“New Year Resolution – To Resolve Conflict with Your Ex Spouse” banner“New Year Resolution – To Resolve Conflict with Your Ex Spouse” banner

“New Year Resolution – To Resolve Conflict with Your Ex Spouse”

“New Year Resolution – To Resolve Conflict with Your Ex Spouse”

‘Tis the time for New Year’s resolutions. Our perennial attempt to lose weight, pay off debt, quit smoking, become organised and spend less time at work.

For divorcing and divorced couples, one of the best New Year resolutions you can make is to resolve conflict with your ex-spouse or partner. Dealing with a difficult ex can be very discouraging, frustrating and defeating. Your efforts to minimise conflict may not be returned. Attempts to foster a working relationship with the ex, for “the sake of the children”, may prove a thankless task.

“..the rewards for you …and your children can be significant”
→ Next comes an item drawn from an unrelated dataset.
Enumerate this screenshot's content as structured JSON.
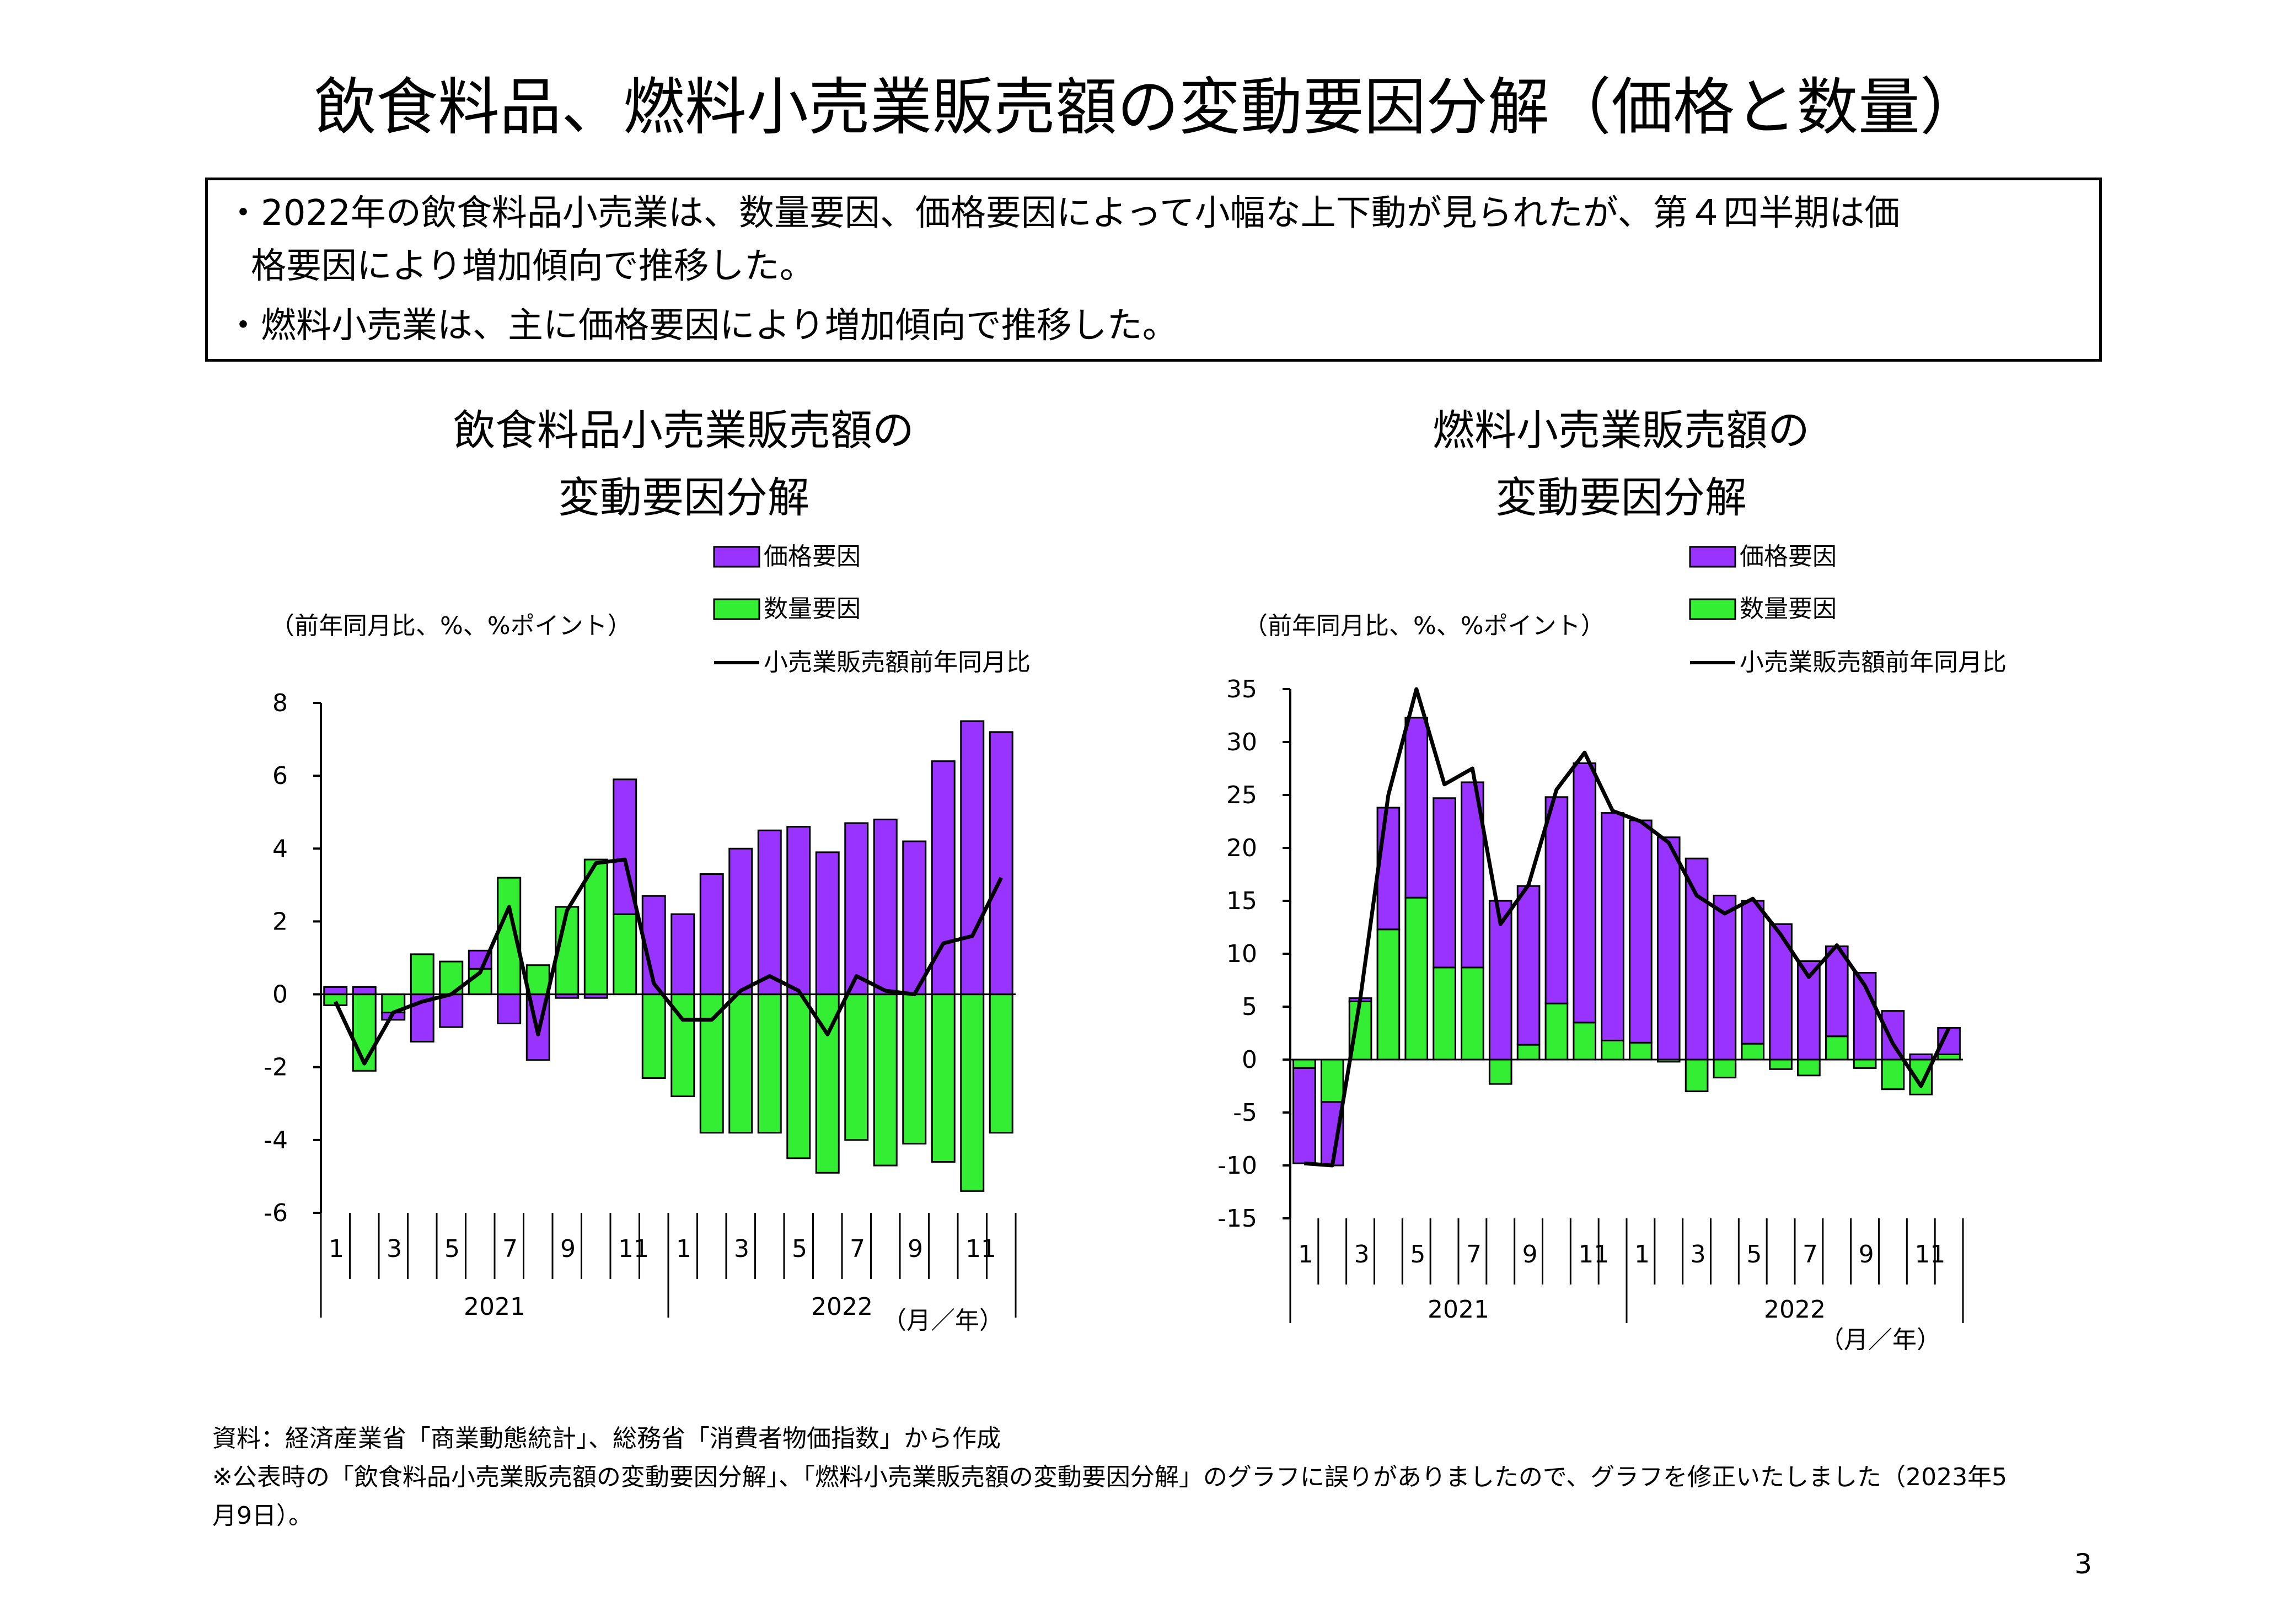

But the rewards for you and in particular your relationship with your children can be significant. What parents do during and after a separation or divorce – how they parent, how they handle their emotions, how they relate to each other and work together – is the key to their children’s resilience in coping with their parent’s separation or divorce. Research has shown that it is not the divorce but the way you divorce that impacts children

The following five tips may help you to minimise if not resolve that conflict with your ex.

1. Try and respect your ex-spouse/partner and his/her household – find ways of being respectful rather than resentful. Do not personally criticize them, but don’t make excuses for their behavior either.

2. Do not allow financial issues to control your behavior – Live with the agreement reached or the order handed down by a Judge that has addressed financial arrangements. Do not let your attitude towards it, after the fact, taint your relationship with your ex or your children. If you came to an agreement with your ex, live up to that agreement. If you have a court order, follow that order. No amount of anger over financial issues is worth contaminating your relationship with your ex or your children.

3. Work at forgiving – Hurt feelings from the past is the number one reason you and your ex overreact with one another. Do your part by striving to forgive for the offenses of the past and present. This will help you manage your emotions when dealing with your ex in the present. It also helps cut down on the degree of stress you will have during and after the divorce.

4. Find Common Ground – This good business principle applies to parenting as well. Even if you disagree with the main point, find some common ground and work from there. Be willing to see the situation from your ex’s perspective and to give a little instead of taking much. You may no longer be married but the concept of give and take is still very important.

5. Put your children first – You may find it hard to even be around your ex but making the needs of your children your main priority will help establish the kind of relationship that benefits them. And parents who manage to put their children first will minimise the effect of separation and divorce on their children.

Therefore, resolve not to argue in front of children, use them as a sounding board, bad-mouth to them about the other parent, or make them in any way part of the divorce. Resolve to do what it takes to improve the quality of your parenting relationship by communicating and interacting as best as you can with your ex.

And if there is ongoing conflict, be sure to notice your own role in it. Effort on your part to build a new and productive relationship with your ex will help all involved in the healing process and to move forward with their lives.